I'm trying to show that for every real polynomial $p$ of degree smaller or equal to some $d \in \mathbb{N}$, and a set $S\subset \mathbb{R}$ with more than $d+1$ points, there is a constant $C_{d,S} = C(d,S)$, which depends only on $d$ and $S$, such that:
$$\forall p \in \mathcal{P}_d : \max(|a_i(p)|:0\le i \le d) \le C(d,S)\sup{({|p(x)|:x\in S})}$$
where $p = \sum_{i=0}^d a_i(p)x^i$, and $\mathcal{P}_d$ is the space of such polynomials. The inverse inequality seems to come naturally by triangle inequality, if this set $S$ was bounded, but this one doesn't look that easy. Any advice will be very welcome. Thanks in advance :).
It suffices that the set $S$ has least $d+1$ distinct points $x_0, x_1 \ldots, x_d$.

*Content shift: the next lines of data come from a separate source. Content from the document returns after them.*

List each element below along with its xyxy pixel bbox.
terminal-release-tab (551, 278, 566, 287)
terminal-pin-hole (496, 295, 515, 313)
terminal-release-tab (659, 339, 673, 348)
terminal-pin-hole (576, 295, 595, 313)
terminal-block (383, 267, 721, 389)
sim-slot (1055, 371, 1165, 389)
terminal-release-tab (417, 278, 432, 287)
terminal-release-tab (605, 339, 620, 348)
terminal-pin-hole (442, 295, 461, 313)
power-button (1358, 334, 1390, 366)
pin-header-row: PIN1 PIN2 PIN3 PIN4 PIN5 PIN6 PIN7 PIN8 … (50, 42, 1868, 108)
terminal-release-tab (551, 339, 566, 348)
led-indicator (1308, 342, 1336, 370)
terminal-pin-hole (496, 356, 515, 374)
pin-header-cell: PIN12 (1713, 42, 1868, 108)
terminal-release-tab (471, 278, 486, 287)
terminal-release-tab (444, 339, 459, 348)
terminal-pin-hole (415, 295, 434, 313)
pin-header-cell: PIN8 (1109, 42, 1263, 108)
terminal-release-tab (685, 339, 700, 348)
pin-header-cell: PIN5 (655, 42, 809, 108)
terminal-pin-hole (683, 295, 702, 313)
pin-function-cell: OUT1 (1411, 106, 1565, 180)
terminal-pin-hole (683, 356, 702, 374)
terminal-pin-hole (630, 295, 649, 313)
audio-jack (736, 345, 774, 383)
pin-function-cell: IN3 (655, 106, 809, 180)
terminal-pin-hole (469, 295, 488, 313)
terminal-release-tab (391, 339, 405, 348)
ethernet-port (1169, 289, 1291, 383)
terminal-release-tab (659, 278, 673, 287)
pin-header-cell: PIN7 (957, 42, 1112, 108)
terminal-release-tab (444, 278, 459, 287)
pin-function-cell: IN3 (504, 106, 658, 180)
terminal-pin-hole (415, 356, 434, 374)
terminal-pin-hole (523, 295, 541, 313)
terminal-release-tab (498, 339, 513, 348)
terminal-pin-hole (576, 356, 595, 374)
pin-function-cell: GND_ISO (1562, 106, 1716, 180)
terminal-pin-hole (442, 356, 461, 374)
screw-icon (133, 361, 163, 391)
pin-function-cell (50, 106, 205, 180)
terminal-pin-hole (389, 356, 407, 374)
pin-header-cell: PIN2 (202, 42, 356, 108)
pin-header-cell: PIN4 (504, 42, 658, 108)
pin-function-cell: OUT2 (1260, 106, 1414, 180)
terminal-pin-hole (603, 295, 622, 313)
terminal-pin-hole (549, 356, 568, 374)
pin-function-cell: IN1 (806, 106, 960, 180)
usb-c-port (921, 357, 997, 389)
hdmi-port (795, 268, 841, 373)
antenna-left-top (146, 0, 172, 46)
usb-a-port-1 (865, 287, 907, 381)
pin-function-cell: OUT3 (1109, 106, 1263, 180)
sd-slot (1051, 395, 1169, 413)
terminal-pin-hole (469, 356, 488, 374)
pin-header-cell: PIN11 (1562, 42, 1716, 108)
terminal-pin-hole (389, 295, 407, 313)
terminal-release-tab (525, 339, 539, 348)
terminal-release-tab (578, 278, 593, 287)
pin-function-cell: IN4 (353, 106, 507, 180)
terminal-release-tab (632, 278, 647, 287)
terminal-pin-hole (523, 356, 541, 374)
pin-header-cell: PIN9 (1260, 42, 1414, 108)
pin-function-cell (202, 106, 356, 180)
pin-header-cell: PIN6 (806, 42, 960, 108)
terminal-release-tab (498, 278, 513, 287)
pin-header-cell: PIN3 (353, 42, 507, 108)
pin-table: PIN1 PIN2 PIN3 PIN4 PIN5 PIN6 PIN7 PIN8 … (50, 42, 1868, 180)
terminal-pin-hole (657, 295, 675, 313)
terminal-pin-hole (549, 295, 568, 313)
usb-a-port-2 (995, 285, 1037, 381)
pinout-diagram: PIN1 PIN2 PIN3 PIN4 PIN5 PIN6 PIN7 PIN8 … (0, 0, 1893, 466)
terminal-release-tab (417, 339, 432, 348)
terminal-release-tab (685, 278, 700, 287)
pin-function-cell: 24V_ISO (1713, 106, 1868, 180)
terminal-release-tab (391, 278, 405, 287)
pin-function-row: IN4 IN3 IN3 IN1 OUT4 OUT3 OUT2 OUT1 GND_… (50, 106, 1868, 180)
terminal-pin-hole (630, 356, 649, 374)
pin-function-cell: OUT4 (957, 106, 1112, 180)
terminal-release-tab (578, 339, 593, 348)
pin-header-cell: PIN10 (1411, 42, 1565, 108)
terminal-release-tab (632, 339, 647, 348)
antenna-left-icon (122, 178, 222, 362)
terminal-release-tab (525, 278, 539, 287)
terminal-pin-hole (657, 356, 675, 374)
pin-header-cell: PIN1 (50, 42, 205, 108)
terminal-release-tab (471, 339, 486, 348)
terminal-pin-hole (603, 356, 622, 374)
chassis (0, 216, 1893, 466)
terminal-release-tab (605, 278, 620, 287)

Every polynomial $p$ of degree at most $d$ is equal to the interpolation polynomial for the data $(x_k, p(x_k))$, $k=0, \ldots, d$: $$ p(x) = \sum_{j=0}^d p(x_j) L_{d, j}(x) $$ where $$ L_{d, j}(x) = \prod_{\substack{k=0 \\ k \ne j}}^d \frac{x-x_k}{x_j - x_j} $$ are the Lagrange polynomials for $x_0, \ldots x_d$. Then $$ |a_i(p)| = \left|\frac{1}{i!} p^{(i)}(0)\right| = \frac{1}{i!}\left|\sum_{j=0}^d p(x_j) L_{d, j}^{(i)}(0)\right| \\ \le C_i(d, S) \cdot \sup \{ p(x) : x \in S\} $$ where $$ C_i(d, S) = \frac{1}{i! }\sum_{j=0}^d \left|L_{d, j}^{(i)}(0)\right| \, . $$ depends only on the points $x_0, \ldots, x_d$.
$C(d, S) = \max \{ C_i(d,S) : 0 \le i \le d \}$ then does the job.